Saturday, May 9, 2009

U.S. teacher broke law by calling creationism "superstitious nonsense"

More delights from south of the border:
A US teenager has successfully won a lawsuit against a teacher who described creationism as "superstitious nonsense".

Chad Farnan, a devout Christian studying at California's Capistrano Valley high school, persuaded a judge that his European history teacher, James Corbett, violated the establishment clause of the First Amendment, which courts interpret as banning government employees from promoting, or displaying hostility towards, religion.
From the Guardian, via Unionist in this babble thread. Maybe the teacher was being unnecessarily rude, but you have to wonder what kind of chilling effect this ruling might have on other teachers. To be fair, the judge dismissed a lot of the complaints, and only the aforementioned comment was deemed to cross the line, but still...

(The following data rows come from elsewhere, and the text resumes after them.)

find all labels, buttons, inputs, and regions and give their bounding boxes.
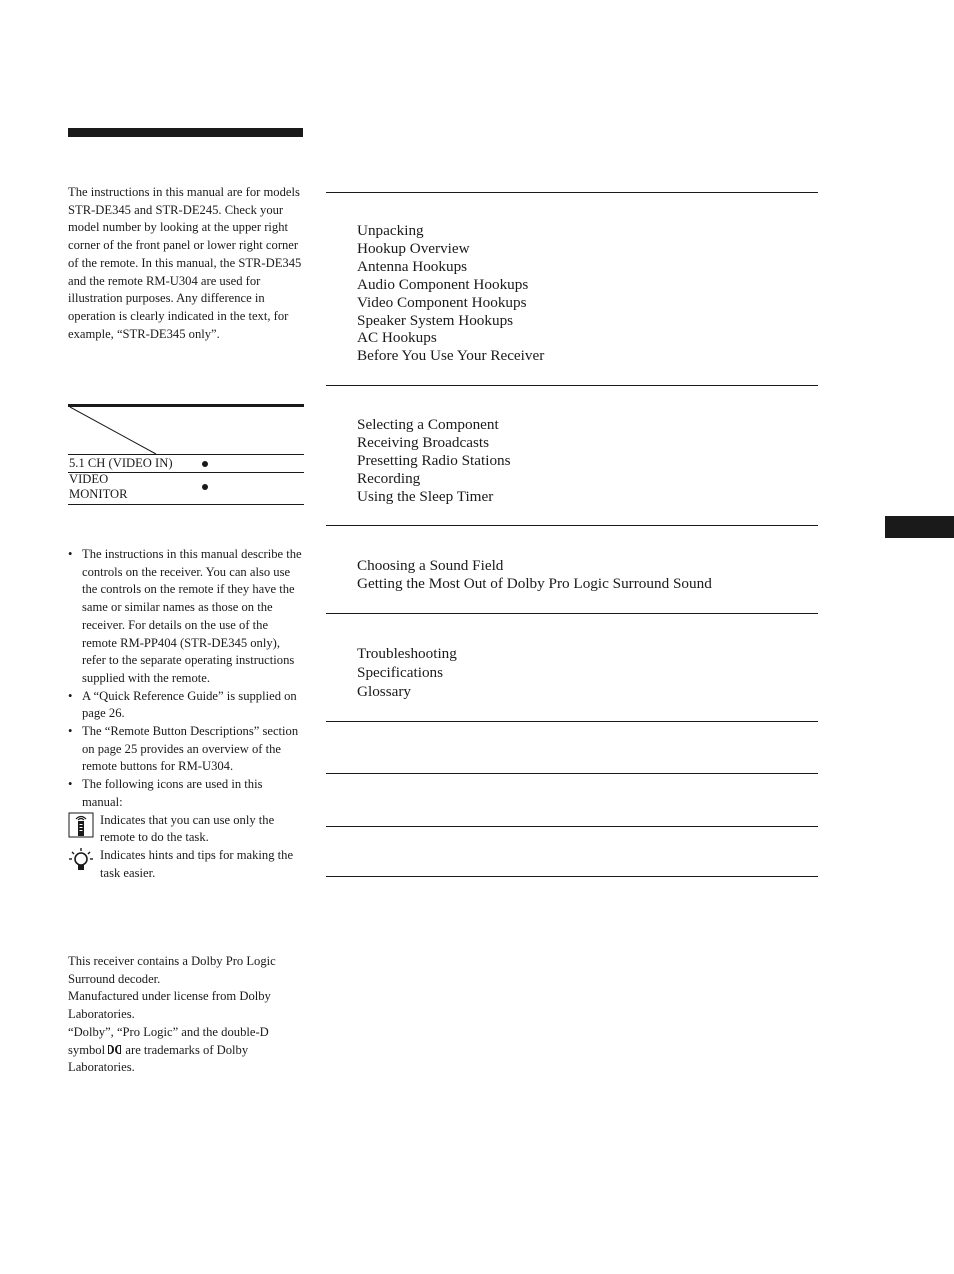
toc-entry[interactable]: Using the Sleep Timer: [357, 487, 494, 505]
toc-section-additional: [357, 644, 817, 701]
toc-section-operations: [357, 416, 817, 506]
dolby-line: Manufactured under license from Dolby Laboratories.: [68, 989, 271, 1022]
list-item: • A “Quick Reference Guide” is supplied on page 26.: [68, 688, 304, 723]
toc-entry[interactable]: Before You Use Your Receiver: [357, 347, 545, 365]
toc-divider: [326, 826, 818, 827]
toc-entry[interactable]: Getting the Most Out of Dolby Pro Logic Surround Sound: [357, 575, 712, 592]
icon-legend-text: Indicates hints and tips for making the task easier.: [100, 847, 294, 880]
toc-entry[interactable]: Presetting Radio Stations: [357, 451, 511, 469]
notes-section: [68, 546, 304, 882]
toc-entry[interactable]: Hookup Overview: [357, 239, 470, 257]
list-item: • The instructions in this manual describe the controls on the receiver. You can also use the controls on the remote if they have the same or similar names as those on the receiver. For details on the use of the remote RM-PP404 (STR-DE345 only), refer to the separate operating instructions supplied with the remote.: [68, 546, 304, 688]
toc-entry[interactable]: Speaker System Hookups: [357, 311, 514, 329]
model-table: [68, 404, 304, 506]
toc-section-surround: [357, 557, 817, 593]
section-tab: [885, 516, 954, 538]
dolby-notice: [68, 953, 304, 1077]
icon-legend-text: Indicates that you can use only the remote to do the task.: [100, 812, 275, 845]
table-bottom-rule: [68, 504, 304, 505]
toc-entry[interactable]: Antenna Hookups: [357, 257, 468, 275]
toc-entry[interactable]: Selecting a Component: [357, 416, 499, 433]
dolby-line-text: “Dolby”, “Pro Logic” and the double-D symbol: [68, 1024, 269, 1057]
toc-entry[interactable]: Recording: [357, 469, 421, 487]
dolby-line: [68, 1024, 304, 1077]
toc-divider: [326, 192, 818, 193]
toc-entry[interactable]: Unpacking: [357, 222, 424, 239]
table-row-label: 5.1 CH (VIDEO IN): [69, 456, 173, 470]
toc-divider: [326, 721, 818, 722]
toc-section-hookups: [357, 222, 817, 365]
toc-entry[interactable]: AC Hookups: [357, 329, 437, 347]
intro-paragraph: The instructions in this manual are for models STR-DE345 and STR-DE245. Check your model number by looking at the upper right corner of the front panel or lower right corner of the remote. In this manual, the STR-DE345 and the remote RM-U304 are used for illustration purposes. Any difference in operation is clearly indicated in the text, for example, “STR-DE345 only”.: [68, 185, 302, 341]
remote-icon: [68, 812, 94, 838]
list-item: • The “Remote Button Descriptions” section on page 25 provides an overview of the remote buttons for RM-U304.: [68, 723, 304, 776]
table-row-label: VIDEO MONITOR: [69, 472, 128, 501]
toc-entry[interactable]: Receiving Broadcasts: [357, 433, 490, 451]
toc-entry[interactable]: Audio Component Hookups: [357, 275, 529, 293]
dolby-line-text: are trademarks of Dolby Laboratories.: [68, 1042, 249, 1075]
toc-divider: [326, 876, 818, 877]
icon-legend-remote: [68, 812, 304, 847]
toc-entry[interactable]: Glossary: [357, 683, 411, 700]
toc-divider: [326, 385, 818, 386]
toc-entry[interactable]: Troubleshooting: [357, 645, 457, 662]
toc-entry[interactable]: Specifications: [357, 664, 444, 681]
toc-entry[interactable]: Video Component Hookups: [357, 293, 527, 311]
header-bar: [68, 128, 303, 137]
icon-legend-tip: [68, 847, 304, 882]
table-row-mark: [202, 461, 208, 467]
toc-divider: [326, 613, 818, 614]
double-d-icon: [108, 1045, 122, 1054]
toc-divider: [326, 773, 818, 774]
toc-divider: [326, 525, 818, 526]
lightbulb-icon: [68, 847, 94, 873]
list-item: • The following icons are used in this manual:: [68, 776, 304, 811]
table-header-rule: [68, 454, 304, 455]
dolby-line: This receiver contains a Dolby Pro Logic Surround decoder.: [68, 954, 276, 986]
notes-list: [68, 546, 304, 812]
toc-entry[interactable]: Choosing a Sound Field: [357, 557, 504, 574]
table-diagonal: [68, 407, 158, 455]
table-row-mark: [202, 484, 208, 490]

Indeed, American culture seems to be getting more and more anti-intellectual as time passes. Here's a nice piece by Heather Mallick on the subject, in which she discusses Susan Jacoby's The Age of American Unreason:

On September 11, 2001, New York author and historian Susan Jacoby headed home, not unreasonably stopping at a bar first, where she overheard a conversation between two men in suits:

"It's just like Pearl Harbor," one of the men said.

"What's Pearl Harbor?" the other one asked.

"That was when the Vietnamese dropped bombs in a harbour, and it started the Vietnam War," the first man replied.

Yikes. And it's getting worse, not better.